VW crushes the Beetle to make room for SUV

23 Oct, 2020 - 12:10 0 Views
VW crushes the Beetle  to make room for SUV VW Taos

eBusiness Weekly

Carmakers are so eager to replace less-lucrative cars with higher-margin SUVs, they’re willing to scrap iconic nameplates along the way.

Volkswagen AG’s newest North American model, the Taos, is perhaps the starkest example of this yet. The German carmaker made room to manufacture the compact sport utility vehicle in its Mexican assembly plant by ceasing production of the Beetle, one of the most influential cars of the 20th century.

For automotive product planners, the decision making is simple.

The ebb toward crossovers and away from sedans has been relentless, helping put SUVs and trucks on course to seize more than 70 percent of the US market this year.

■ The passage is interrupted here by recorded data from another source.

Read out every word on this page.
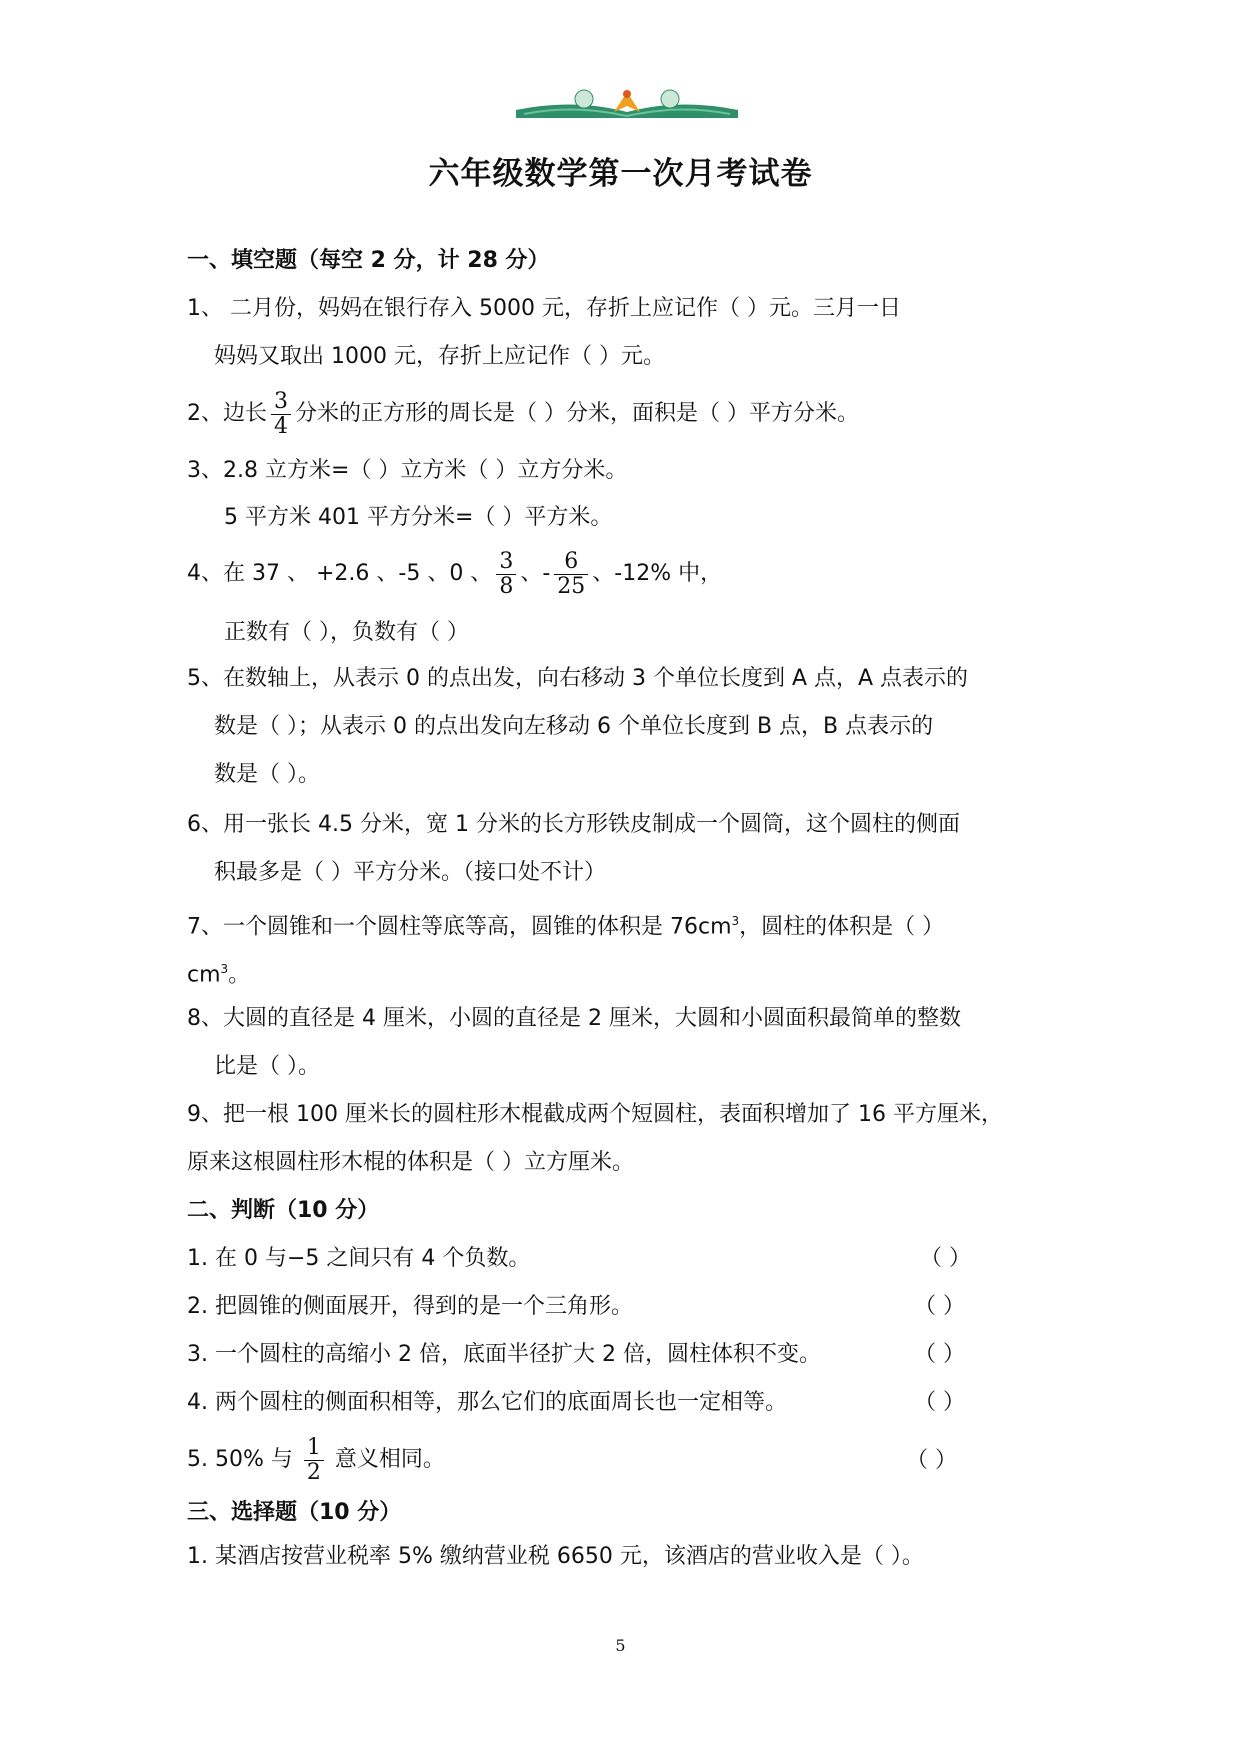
六年级数学第一次月考试卷
一、填空题（每空 2 分，计 28 分）
1、 二月份，妈妈在银行存入 5000 元，存折上应记作（ ）元。三月一日
妈妈又取出 1000 元，存折上应记作（ ）元。
2、边长 $\frac{3}{4}$ 分米的正方形的周长是（ ）分米，面积是（ ）平方分米。
3、2.8 立方米=（ ）立方米（ ）立方分米。
5 平方米 401 平方分米=（ ）平方米。
4、在 37 、 +2.6 、-5 、0 、 $\frac{3}{8}$ 、- $\frac{6}{25}$ 、-12% 中，
正数有（ ），负数有（ ）
5、在数轴上，从表示 0 的点出发，向右移动 3 个单位长度到 A 点，A 点表示的
数是（ ）；从表示 0 的点出发向左移动 6 个单位长度到 B 点，B 点表示的
数是（ ）。
6、用一张长 4.5 分米，宽 1 分米的长方形铁皮制成一个圆筒，这个圆柱的侧面
积最多是（ ）平方分米。（接口处不计）
7、一个圆锥和一个圆柱等底等高，圆锥的体积是 $76cm^3$，圆柱的体积是（ ）
$cm^3$。
8、大圆的直径是 4 厘米，小圆的直径是 2 厘米，大圆和小圆面积最简单的整数
比是（ ）。
9、把一根 100 厘米长的圆柱形木棍截成两个短圆柱，表面积增加了 16 平方厘米，
原来这根圆柱形木棍的体积是（ ）立方厘米。
二、判断（10 分）
1. 在 0 与−5 之间只有 4 个负数。	（ ）
2. 把圆锥的侧面展开，得到的是一个三角形。	（ ）
3. 一个圆柱的高缩小 2 倍，底面半径扩大 2 倍，圆柱体积不变。	（ ）
4. 两个圆柱的侧面积相等，那么它们的底面周长也一定相等。	（ ）
5. 50% 与 $\frac{1}{2}$ 意义相同。	（ ）
三、选择题（10 分）
1. 某酒店按营业税率 5% 缴纳营业税 6650 元，该酒店的营业收入是（ ）。
5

Crossovers also are a better bang for carmakers’ buck — consumers are willing to pay up for the higher ride height and roomier interior of models that aren’t substantially costlier to develop or build compared with sedans.

“We think the trend is going to continue,” Duncan Movassaghi, executive vice president of sales and marketing for VW’s US unit, told reporters during a briefing on the Taos.

The carmaker sees Americans buying almost 10 million SUVs a year by the end of the decade.

VW is far from alone in being cold-blooded about its cars.

Ford Motor is abandoning sedans in North America, killing off the likes of the Taurus, once the top-selling car in the country.

General Motors has ceased several nameplates including the Chevrolet Impala, a model line with more than 60 years of lineage.

Fiat Chrysler Automobiles gave up trying to get Americans to buy the 500, the diminutive car used to bring its eponymous Italian brand back to the US in
2011.

While those companies are making space in factories and showrooms for SUVs some consumers will recognise — the Ford Bronco, Chevrolet Blazer and Jeep Grand Wagoneer — VW eschewed the Beetle for an entirely new nameplate. The Taos is named after a town of less than 6 000 people in the northern New Mexico desert.

By adding the Taos and the all-electric ID.4 to the Tiguan, VW will have three models in the compact SUV segment, similar to how Subaru has the Outback, Forester and Crosstrek, and Jeep has the Wrangler, Cherokee and Compass.

Chief Executive Officer Herbert Diess is counting on an expanded SUV lineup to help VW put an end to losses that predated the German carmaker’s disastrous diesel-emissions scandal.

He told shareholders last month the brand was close to breaking even in North America before the Covid-19 pandemic hit.

The manufacturer generates the vast majority of its profits in China and Europe and has struggled for years to make money in the US.

The Taos will be available in the second quarter of next year.

It will be about 23 centimetres shorter than the Tiguan and priced below that model, which starts at US$25 245. Bloomberg.